Josh was out of town this past weekend for a cycling event, so I had the house to myself. Being a person who loves to be surrounded by people, my original plans were to pack virtually every moment with hosting out-of-town guests, meeting up with others for coffee, and spa dates. As the time drew closer, a few of the plans fell through and I felt the increasing desire (or need) to spend a substantial amount of this time alone. This time would be used to re-group and focus on what the heck I am doing in life. Ha. One of the things I love about myself is that I always have ideas for projects, businesses and improvements. One of the things that frustrates me about myself is that I always have ideas for projects, businesses and improvements. My mind moves at 100 miles/hour and sometimes I cannot even keep up with myself. I feel like this weekend, I got a little taste for what this has been like for those around me.
My original intention for the weekend was to figure out which of my many projects I should pursue first. However, it took a completely different direction. Last Wednesday I met with my naturopath of whom I’ve been meeting with for at least three years now. That being said, he has had plenty of time to get to know me – my strengths, desires and struggles. The abbreviated conclusion of our conversation is that I do not love myself. Yikes. This is coming up, AGAIN?? This must be an underlying current because it pops up in various areas of my life and recently has been popping up more and more often.
I left his office with a new focus for the weekend – one I was much less excited about: “I am loved and accepted by myself and by God right where I am.” Not so ironically, the thing I have been avoiding is what I needed most. And… ironically, the thing I wanted most for others is what I most needed.
I have based my value strongly on what I can produce – how quickly I can turn projects at work, how much house cleaning I can complete, how many people I can help… It has been an exhausting life to say the least. In my mind, if I am not actively producing, then I do not have value. So to deal with this this weekend, I chose to eliminate distractions (facebook, e-mail, and tv) and all projects (no blogging, no housework, no finishing the basement project that I started and have left hanging for a week now). It was hard.
I then wrote on a few notecards, “I am loved and accepted by myself and by God right where I am” and placed these in each of the bathrooms. Throughout the weekend, if I found myself thinking critically of my physical appearance or spastic tendencies I would drop what I was doing and force myself to walk into the bathroom, look into the mirror and read out loud: “I am loved and accepted by myself and by God right where I am.” Admittedly, at first, I had a difficult time even looking myself in the eye. Throughout the weekend it became easier.
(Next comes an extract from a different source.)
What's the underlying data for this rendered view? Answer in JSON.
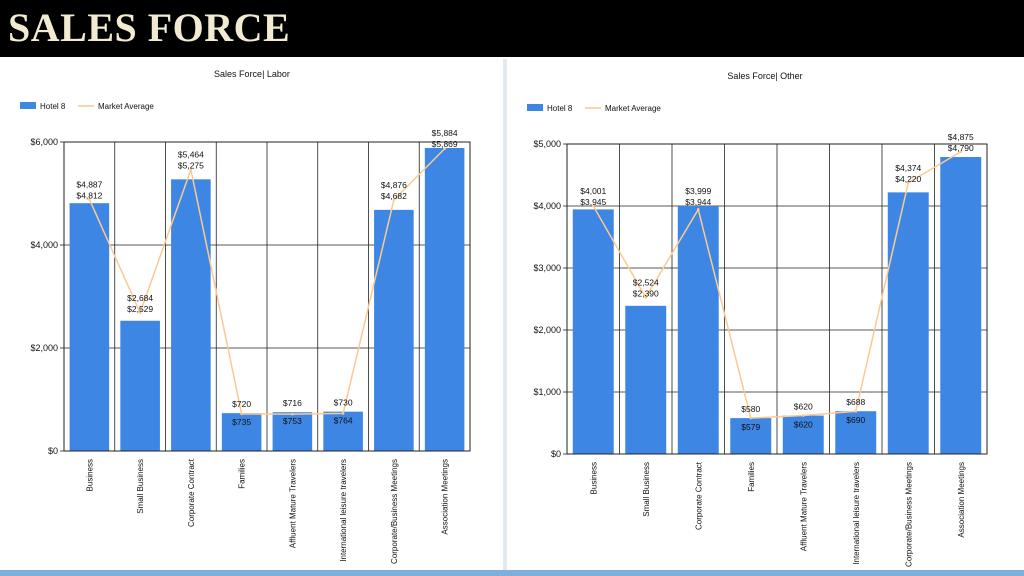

Despite all the “soul-searching” I have done over the past year, I have lost touch with the basics of what I love to do. I have been caught up in what everyone else thinks I am good at or what they think I should do. This week, when I met with my naturopath, he asked me “What do you love to do?” When I’m asked this, I always go back to the same staple answer: “Well, I love being with and interacting with people.” This weekend I forced myself to go deeper.
What do you love to do?
I selected a yellow index card, wrote the words, “What do you love to do?” and taped it on our living room wall. Throughout the weekend, as things came to mind that I truly enjoyed doing, I would write them down and tape them to the wall underneath the original card. I was surprised by my answers! I forgot how much I enjoyed dancing. At one point this weekend, I closed the living room curtains, moved the furniture and danced like a crazy woman – and had a BLAST!
I realized a few things this weekend:
– I don’t need to have all life’s answers figured out RIGHT NOW.
– My value is not based on what I can produce (still grappling with this one).
– It’s okay to take time to do the things I love to do (dance like nobody is watching).
What is one thing you love to do but have put it on the back burner because “life happened”? Please share in the comment section.